Farmers wary of gas power station

FARMERS in the Richmond Valley will be ‘keeping a very close watch’ on the development of Metgasco’s gas-fired power station.

Chris Magner, chairman of the Casino branch of the NSW Farmers’ Association, said there was a ‘bit of uncertainty’ about the project.

However, he confirmed no major issues had been identified as yet by nearby landowners.

The same can’t be said in Queensland, where farmers in the Surat Basin are furious that coal seam gas wellheads have been poorly installed.

They claim the wells are leaking gas into the water basin.

In response, Queensland’s Resources, Mines and Energy Minister, Stephen Robertson, has ordered coal seam gas producers to fully audit their operations.

Mr Magner, who is also chairman of the Richmond Wilson Combined Water Users Association, said there was nothing to indicate Metgasco’s coal seam gas project in the Richmond Valley would have a similar fate.
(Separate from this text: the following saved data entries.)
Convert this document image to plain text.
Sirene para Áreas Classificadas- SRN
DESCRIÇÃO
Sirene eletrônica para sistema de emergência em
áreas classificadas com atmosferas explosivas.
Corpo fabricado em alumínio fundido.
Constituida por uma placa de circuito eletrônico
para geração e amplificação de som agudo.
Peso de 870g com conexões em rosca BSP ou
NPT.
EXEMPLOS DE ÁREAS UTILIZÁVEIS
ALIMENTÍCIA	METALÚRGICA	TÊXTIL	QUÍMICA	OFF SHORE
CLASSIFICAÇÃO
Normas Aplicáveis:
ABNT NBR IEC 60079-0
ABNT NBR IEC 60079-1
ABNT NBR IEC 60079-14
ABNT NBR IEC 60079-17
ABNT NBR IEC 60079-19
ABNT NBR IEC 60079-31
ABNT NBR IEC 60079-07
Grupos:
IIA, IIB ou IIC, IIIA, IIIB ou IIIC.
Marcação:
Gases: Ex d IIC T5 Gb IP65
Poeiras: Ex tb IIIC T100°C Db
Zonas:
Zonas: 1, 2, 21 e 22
He said they had done a bit of looking into the power station.

“At this stage, we haven’t had any indication that there will be detrimental effects,” he said.

“Of course it’s something we are going to keep a very close eye on.

“It’s very difficult to make an assessment at the moment.”

Greens candidate for Page, Jeff Johnson, said Metgasco’s power station was ‘certainly a lot better than coal-fired’.

“A gas power station is the ideal short-term solution for increased demand,” he said.

“Locally-produced power is a good thing, and gas is much cleaner than coal. But it is certainly not renewable.”

Concerns have also been raised about the Richmond Valley Power Station’s location on a floodplain.

But as part of the approval, Metgasco must construct a protective wall around the power station, designed to withstand a one-in-500 year flood event.

Storage ponds must be designed to withstand a one-in-100 year flood. Metgasco must also minimise the risk of any poor quality pond water discharging into the environment and groundwater.